The results highlighted in the paper indicate that Google AutoML Vision generally outperformed other methods, evidencing its robustness across varying data scales and types. However, it was observed that no single algorithm consistently excelled across all datasets, underscoring the complexity inherent in medical image analysis tasks. Auto-sklearn exhibited limitations, especially with image data, while AutoKeras demonstrated proficiency predominantly with larger datasets.

The evidence of overfitting, particularly with smaller datasets, underscores a critical area for future research: establishing adequate regularization techniques to mitigate such issues. This could include exploring data augmentation methods, model ensembling, and different optimization strategies.

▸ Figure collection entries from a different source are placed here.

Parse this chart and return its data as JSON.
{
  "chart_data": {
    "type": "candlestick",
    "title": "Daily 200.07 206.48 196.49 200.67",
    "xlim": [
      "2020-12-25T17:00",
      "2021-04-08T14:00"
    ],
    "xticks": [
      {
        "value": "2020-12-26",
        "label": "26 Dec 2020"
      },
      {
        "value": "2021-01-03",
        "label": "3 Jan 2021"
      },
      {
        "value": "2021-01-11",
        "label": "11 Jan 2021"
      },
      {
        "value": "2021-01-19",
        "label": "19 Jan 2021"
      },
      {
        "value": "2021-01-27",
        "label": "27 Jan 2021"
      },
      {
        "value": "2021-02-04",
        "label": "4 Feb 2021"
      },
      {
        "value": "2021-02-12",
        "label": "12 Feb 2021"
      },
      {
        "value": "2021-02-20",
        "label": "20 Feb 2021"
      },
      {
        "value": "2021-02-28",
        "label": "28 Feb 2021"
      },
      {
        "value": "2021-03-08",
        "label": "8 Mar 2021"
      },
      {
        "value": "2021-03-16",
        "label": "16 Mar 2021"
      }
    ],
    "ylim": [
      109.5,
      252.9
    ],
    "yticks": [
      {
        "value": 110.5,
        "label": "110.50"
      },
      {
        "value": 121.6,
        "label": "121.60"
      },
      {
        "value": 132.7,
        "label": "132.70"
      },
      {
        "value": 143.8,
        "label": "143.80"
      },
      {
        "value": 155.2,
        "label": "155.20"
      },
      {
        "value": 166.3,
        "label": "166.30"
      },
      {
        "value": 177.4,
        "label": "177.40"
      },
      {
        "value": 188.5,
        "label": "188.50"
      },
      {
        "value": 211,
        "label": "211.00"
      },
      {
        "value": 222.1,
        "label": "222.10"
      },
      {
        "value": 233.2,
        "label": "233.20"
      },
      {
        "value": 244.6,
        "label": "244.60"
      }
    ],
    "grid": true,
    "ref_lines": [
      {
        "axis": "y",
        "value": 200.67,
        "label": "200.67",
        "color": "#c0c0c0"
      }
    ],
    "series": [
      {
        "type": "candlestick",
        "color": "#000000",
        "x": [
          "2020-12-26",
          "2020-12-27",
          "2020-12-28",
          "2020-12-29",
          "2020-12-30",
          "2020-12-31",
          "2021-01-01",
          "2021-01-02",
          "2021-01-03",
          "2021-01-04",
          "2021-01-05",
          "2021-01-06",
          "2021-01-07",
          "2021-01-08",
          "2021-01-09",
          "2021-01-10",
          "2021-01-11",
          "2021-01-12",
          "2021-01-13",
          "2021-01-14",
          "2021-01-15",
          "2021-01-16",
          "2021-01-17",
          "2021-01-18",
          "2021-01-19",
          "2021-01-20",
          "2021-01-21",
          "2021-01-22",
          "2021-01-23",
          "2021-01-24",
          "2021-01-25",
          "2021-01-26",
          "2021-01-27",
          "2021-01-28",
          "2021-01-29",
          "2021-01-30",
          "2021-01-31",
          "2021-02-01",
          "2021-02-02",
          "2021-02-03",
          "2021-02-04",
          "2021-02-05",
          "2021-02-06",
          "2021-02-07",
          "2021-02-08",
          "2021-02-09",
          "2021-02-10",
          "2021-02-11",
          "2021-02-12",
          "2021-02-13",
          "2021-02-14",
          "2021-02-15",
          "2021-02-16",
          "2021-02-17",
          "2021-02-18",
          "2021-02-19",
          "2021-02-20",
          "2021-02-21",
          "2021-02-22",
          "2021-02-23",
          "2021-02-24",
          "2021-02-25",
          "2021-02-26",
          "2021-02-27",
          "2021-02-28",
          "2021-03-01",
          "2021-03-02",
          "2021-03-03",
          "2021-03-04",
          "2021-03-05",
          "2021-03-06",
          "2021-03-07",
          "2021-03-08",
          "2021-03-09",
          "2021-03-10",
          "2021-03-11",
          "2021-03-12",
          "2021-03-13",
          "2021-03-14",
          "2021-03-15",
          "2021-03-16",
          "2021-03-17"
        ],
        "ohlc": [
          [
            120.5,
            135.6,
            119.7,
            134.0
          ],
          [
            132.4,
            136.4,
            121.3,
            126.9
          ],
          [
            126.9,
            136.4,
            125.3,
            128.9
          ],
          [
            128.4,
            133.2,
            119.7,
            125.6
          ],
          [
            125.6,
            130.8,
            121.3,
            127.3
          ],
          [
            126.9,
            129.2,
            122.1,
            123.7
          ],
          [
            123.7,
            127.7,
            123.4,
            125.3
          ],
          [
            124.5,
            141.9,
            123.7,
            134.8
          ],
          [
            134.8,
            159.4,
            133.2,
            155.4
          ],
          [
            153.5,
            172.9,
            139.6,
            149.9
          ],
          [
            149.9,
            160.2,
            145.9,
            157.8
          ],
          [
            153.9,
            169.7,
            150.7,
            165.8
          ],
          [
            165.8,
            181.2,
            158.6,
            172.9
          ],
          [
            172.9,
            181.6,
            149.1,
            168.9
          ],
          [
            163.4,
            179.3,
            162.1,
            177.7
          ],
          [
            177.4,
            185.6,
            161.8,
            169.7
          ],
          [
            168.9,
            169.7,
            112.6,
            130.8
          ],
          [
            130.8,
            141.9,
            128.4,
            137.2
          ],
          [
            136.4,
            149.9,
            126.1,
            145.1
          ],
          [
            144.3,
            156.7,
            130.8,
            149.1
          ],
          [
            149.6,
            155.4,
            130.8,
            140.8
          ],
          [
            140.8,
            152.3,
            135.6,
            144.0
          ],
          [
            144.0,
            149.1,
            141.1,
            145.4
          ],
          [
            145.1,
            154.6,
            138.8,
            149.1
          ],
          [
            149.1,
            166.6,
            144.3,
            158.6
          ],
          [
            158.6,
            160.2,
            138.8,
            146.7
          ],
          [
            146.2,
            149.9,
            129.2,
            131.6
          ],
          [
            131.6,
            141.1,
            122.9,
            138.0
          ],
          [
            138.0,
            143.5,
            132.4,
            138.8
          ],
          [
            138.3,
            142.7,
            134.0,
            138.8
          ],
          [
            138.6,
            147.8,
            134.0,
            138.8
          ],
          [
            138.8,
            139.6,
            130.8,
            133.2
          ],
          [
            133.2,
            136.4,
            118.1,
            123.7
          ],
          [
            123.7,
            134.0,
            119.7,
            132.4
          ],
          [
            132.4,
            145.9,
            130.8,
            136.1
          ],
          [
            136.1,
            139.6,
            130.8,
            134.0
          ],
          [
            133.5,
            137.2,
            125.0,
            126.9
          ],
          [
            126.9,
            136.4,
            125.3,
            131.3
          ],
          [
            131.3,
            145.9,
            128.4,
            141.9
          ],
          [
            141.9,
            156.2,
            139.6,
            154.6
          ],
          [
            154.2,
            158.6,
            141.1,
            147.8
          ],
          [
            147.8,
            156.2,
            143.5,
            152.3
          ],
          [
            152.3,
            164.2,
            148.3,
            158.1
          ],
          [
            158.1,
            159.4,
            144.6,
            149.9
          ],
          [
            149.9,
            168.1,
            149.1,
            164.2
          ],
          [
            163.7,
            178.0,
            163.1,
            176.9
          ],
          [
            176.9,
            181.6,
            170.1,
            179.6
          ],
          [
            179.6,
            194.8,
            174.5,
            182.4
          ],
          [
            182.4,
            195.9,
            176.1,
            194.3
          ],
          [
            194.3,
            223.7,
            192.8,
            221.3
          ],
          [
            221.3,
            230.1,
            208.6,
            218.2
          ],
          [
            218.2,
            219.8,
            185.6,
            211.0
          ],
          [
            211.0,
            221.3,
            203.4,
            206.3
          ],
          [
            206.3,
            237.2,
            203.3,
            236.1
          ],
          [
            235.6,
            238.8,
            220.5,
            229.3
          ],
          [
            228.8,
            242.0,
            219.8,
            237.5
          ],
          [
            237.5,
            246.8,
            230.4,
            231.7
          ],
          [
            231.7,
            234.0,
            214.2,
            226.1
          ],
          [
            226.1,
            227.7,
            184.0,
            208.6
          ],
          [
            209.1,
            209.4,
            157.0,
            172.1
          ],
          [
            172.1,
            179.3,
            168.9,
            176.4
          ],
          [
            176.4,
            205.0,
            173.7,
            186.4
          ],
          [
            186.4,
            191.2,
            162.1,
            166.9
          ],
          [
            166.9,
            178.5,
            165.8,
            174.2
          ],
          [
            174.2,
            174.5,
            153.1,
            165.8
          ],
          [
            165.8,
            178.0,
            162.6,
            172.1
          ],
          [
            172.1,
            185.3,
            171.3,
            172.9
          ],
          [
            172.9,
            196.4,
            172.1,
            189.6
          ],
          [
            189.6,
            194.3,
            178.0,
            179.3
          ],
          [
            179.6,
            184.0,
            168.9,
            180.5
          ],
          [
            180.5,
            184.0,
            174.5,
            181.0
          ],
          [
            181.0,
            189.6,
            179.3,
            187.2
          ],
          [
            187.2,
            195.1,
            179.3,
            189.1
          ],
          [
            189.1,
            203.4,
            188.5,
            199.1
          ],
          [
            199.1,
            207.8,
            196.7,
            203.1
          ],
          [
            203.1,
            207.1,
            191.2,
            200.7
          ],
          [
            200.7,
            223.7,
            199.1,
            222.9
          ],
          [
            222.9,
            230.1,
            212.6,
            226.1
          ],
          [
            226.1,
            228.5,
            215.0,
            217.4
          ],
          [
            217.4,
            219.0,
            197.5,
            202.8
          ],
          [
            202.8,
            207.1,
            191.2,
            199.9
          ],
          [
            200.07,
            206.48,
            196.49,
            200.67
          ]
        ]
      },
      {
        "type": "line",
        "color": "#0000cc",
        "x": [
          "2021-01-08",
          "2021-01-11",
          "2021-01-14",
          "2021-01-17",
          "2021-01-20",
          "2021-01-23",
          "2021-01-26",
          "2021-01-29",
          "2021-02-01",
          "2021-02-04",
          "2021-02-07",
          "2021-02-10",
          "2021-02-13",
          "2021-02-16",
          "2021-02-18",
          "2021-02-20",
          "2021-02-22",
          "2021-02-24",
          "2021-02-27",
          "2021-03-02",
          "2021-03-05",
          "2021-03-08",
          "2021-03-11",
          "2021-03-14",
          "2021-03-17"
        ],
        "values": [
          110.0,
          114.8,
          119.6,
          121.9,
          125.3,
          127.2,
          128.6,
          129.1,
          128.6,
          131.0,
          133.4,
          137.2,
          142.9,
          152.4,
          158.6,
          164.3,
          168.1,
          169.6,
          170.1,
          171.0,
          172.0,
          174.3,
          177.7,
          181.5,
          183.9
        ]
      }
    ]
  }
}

Theoretical and Practical Implications

From a theoretical standpoint, this paper emphasizes the necessity for algorithmic versatility and adaptive methodologies in AutoML to handle diverse data modalities and varying task complexities effectively. Practically, the MedMNIST collection serves as a resourceful benchmark fostering progress in the application of AutoML in medical image analysis, supporting the development of algorithms equipped to generalize well across diverse contexts.

Conclusion

The MedMNIST initiative is a valuable contribution to the field of medical image analysis. By packaging multiple datasets into one cohesive framework, it not only provides a practical tool for benchmarking but also opens avenues for educational purposes and the advancement of AutoML research. As the field progresses, incorporating MedMNIST as a staple in algorithm testing could catalyze innovations, enriching the body of research dedicated to improving automated medical diagnostics.

This paper sets a foundation for future investigations aimed at optimizing AutoML strategies, ultimately contributing to the betterment of medical image classification methodologies. Such research endeavors are pivotal as they hold the potential to significantly enhance the speed and accuracy of medical diagnostics, benefiting both practitioners and patients alike.